Вообще, я не понимаю, из чего Грацианов тревожит себя и хлопочет. Вместо того чтоб гневаться, полемизировать, ссылаться на свидетельство граждан ретирадных мест и даже «под рукой» скрежетать зубами, объявил бы прямо: веселися, храбрый росс! — давным бы давно я трепака отхватывал. Да и этого не надо, совсем ничего не надо. Просто надлежит оставить меня в жертву унылости — только и всего. Ибо повторяю: ежели бы и в самом деле унылостью моею я хотел намекнуть, что «хорохорюсь», «кажу кукиш в кармане», — эка важность! Кажу так кажу, хорохорюсь так хорохорюсь — пущай!

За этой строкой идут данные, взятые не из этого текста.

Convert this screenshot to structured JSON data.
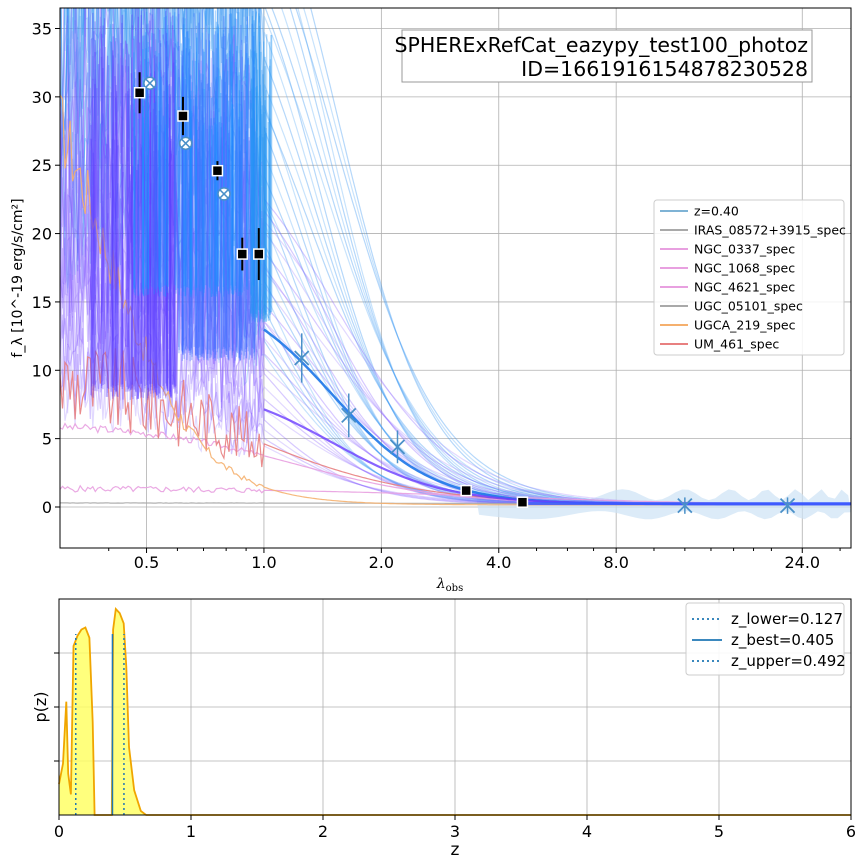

Из всего вышеписанного всякий может заключить, что я и сам не весьма отличного о себе мнения. Ибо что же может быть менее лестно: человек «артачится», «фордыбачит», а его не токмо за это не бьют, но даже и внимания никакого на это не обращают? Однако ж и тут загвоздка есть. Говорят, будто бы это «не отличное мнение» касается не столько самого меня, сколько тех тенет, в которых я от рождения путаюсь. Вот, мол, какая тут затаенная мысль. Но ежели это и так — эка важность! Были бы тенета, а там, как я о них «промежду себя» полагаю, — это потом как-нибудь на досуге разберется. А покуда: веселися, храбрый росс! — и шабаш.

До меня даже такие слухи доходят, будто бы Грацианов ночей из-за меня не спит. Говорят, будто он так выражается: кабы у меня в стану всё такие «граждане» жили, как Колупаев да Разуваев, — я был бы поперек себя толще, а то вот принесла нелегкая эту «заразу»… И при последних словах будто бы заводит глаза в сторону Монрепо…

А я, признаюсь, на его месте все бы спал. Спал бы да тучнел, да во сне от времени до времени бредил: веселися, храбрый росс! И достаточно.

Сам себя человек изнуряет, сам развращает свою фантазию до того, что она начинает творить неизглаголаемая, сам сны наяву видит — да еще жалобы приносит! Ах, ты… Вот и сказал бы, кто ты таков, и нужно бы сказать, а боюсь — каких еще доказательств нужно для беспрепятственности спанья!

Ничтожный я! ничтожный! ничтожный! Ваше благородие! господин Грацианов! как вы полагаете, легко ли с этаким эпитетом на свете жить?

«Ничтожный» — это подлежащее. А сказуемое — фюить! Связки — не полагается. Ведь вон он, мой синтаксис-то, каков! А ваше благородие еще почивать не изволите! Изволите говорить, зараза! Ах-ах-ах!